By Aza Babayan in Moscow
Turkey’s Prime Minister Recep Tayyip Erdogan on Tuesday again ruled out an unconditional reopening of his country’s border with Armenia, saying that official Yerevan should first take unspecified “positive” steps.

Russian President Vladimir Putin, meanwhile, pledged to assist in the normalization of relations between the two historical foes.

“If we see positive approaches from Armenia’s government, we will open the border. But we don’t see such approaches now,” Erdogan said at a joint news conference with Putin during an official visit to Moscow. He did not elaborate.

In a newspaper interview last November, Erdogan mentioned Armenia’s refusal to officially recognize Turkey’s borders and its support for international recognition of the 1915 Armenian genocide as the main reasons for the 12-year Turkish blockade. He also demanded that the Armenians recognize Azerbaijani sovereignty over Nagorno-Karabakh.

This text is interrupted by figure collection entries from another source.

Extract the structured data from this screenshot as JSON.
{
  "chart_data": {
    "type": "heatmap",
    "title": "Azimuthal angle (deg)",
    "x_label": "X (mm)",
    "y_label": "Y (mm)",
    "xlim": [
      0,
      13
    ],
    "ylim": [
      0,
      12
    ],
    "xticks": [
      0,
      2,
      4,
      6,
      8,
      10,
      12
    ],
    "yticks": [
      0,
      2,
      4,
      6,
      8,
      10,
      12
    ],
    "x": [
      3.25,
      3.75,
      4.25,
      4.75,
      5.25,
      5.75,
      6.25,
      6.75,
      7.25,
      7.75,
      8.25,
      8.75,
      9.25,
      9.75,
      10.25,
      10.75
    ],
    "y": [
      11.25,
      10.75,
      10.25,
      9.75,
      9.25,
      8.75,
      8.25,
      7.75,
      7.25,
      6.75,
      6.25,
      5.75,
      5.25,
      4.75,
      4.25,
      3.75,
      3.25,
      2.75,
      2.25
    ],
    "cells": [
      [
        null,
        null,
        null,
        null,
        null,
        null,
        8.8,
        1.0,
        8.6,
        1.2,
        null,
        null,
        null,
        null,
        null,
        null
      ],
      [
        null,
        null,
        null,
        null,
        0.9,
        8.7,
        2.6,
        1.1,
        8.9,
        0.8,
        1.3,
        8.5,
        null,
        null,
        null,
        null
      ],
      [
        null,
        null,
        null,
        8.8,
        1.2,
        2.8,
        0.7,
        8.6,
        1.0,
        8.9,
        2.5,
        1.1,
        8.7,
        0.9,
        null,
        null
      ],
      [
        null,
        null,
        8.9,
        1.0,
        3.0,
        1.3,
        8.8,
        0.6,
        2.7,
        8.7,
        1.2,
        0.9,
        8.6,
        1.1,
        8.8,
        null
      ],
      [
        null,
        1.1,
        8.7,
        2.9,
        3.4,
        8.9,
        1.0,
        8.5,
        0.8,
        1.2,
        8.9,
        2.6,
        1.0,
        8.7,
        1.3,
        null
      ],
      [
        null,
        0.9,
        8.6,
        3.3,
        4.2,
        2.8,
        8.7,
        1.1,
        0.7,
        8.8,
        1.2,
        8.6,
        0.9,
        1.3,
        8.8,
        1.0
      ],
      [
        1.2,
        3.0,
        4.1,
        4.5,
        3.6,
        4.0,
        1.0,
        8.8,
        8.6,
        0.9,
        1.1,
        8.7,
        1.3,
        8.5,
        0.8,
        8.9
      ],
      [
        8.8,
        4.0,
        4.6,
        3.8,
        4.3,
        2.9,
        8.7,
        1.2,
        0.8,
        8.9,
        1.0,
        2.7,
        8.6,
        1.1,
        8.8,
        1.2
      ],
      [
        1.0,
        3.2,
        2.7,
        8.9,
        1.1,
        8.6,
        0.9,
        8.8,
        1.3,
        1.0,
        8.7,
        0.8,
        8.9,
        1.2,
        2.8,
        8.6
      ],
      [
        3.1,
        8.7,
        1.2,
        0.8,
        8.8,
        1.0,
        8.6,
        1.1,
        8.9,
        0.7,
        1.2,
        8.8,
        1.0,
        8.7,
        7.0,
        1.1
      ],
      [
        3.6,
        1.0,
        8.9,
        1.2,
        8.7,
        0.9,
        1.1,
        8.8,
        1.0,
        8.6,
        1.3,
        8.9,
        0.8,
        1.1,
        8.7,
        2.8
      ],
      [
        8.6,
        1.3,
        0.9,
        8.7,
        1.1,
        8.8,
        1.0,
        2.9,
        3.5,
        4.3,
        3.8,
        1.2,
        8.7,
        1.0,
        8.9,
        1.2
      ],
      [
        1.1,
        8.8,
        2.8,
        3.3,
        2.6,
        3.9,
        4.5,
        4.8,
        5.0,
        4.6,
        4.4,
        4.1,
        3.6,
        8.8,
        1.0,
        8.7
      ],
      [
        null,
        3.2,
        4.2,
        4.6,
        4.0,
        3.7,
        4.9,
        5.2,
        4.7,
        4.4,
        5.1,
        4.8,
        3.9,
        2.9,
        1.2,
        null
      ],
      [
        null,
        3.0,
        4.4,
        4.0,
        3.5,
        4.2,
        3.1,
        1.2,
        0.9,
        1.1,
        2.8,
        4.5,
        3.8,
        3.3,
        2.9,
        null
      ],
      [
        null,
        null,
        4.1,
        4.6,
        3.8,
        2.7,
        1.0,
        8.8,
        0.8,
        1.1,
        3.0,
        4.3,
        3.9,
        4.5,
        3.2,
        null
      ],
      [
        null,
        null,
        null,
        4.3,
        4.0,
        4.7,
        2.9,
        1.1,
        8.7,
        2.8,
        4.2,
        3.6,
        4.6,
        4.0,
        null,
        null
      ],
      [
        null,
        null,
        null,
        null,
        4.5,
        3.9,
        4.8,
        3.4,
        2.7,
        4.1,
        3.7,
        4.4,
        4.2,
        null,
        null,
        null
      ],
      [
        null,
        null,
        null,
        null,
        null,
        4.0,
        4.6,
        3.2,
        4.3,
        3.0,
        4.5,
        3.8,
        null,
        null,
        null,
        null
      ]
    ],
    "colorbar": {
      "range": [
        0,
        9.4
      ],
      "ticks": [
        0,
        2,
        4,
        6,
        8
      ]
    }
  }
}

Turkey shut the border in 1993, at the height of the Karabakh war, out of solidarity with Azerbaijan, with which it has close ethnic, religious and cultural links. Successive Turkish governments cited a resolution of the Karabakh dispute as the main precondition for reopening it, despite pressure from the United States and the European Union.

Erdogan’s Islamist-leaning cabinet signaled its readiness to drop those preconditions shortly after taking office in 2002. However, it eventually decided to keep the frontier close under apparent Azerbaijani pressure.

The Turkish premier’s stance contrasted with Putin’s positive assessment of the Armenian leadership’s efforts to improve relations with Turkey. Putin said Moscow is holding “constant consultations” with Ankara on the normalization of Turkish-Armenian ties.

“Armenia is looking for ways of improving relations with Turkey,” he said. "Russia will assist in this process as much as possible.”

Putin was also pleased with the current state of Russian-Turkish relations, pointing in particular to the booming trade between the two nations seen as longtime geopolitical rivals. "Our most optimistic forecasts about economic cooperation have come true," he told Erdogan.

The Armenian government has repeatedly urged the EU to press Turkey to lift the blockade during accession talks that are due to begin later this year. The reopening of the Turkish-Armenian border is not among the official requirements for Ankara’s EU membership.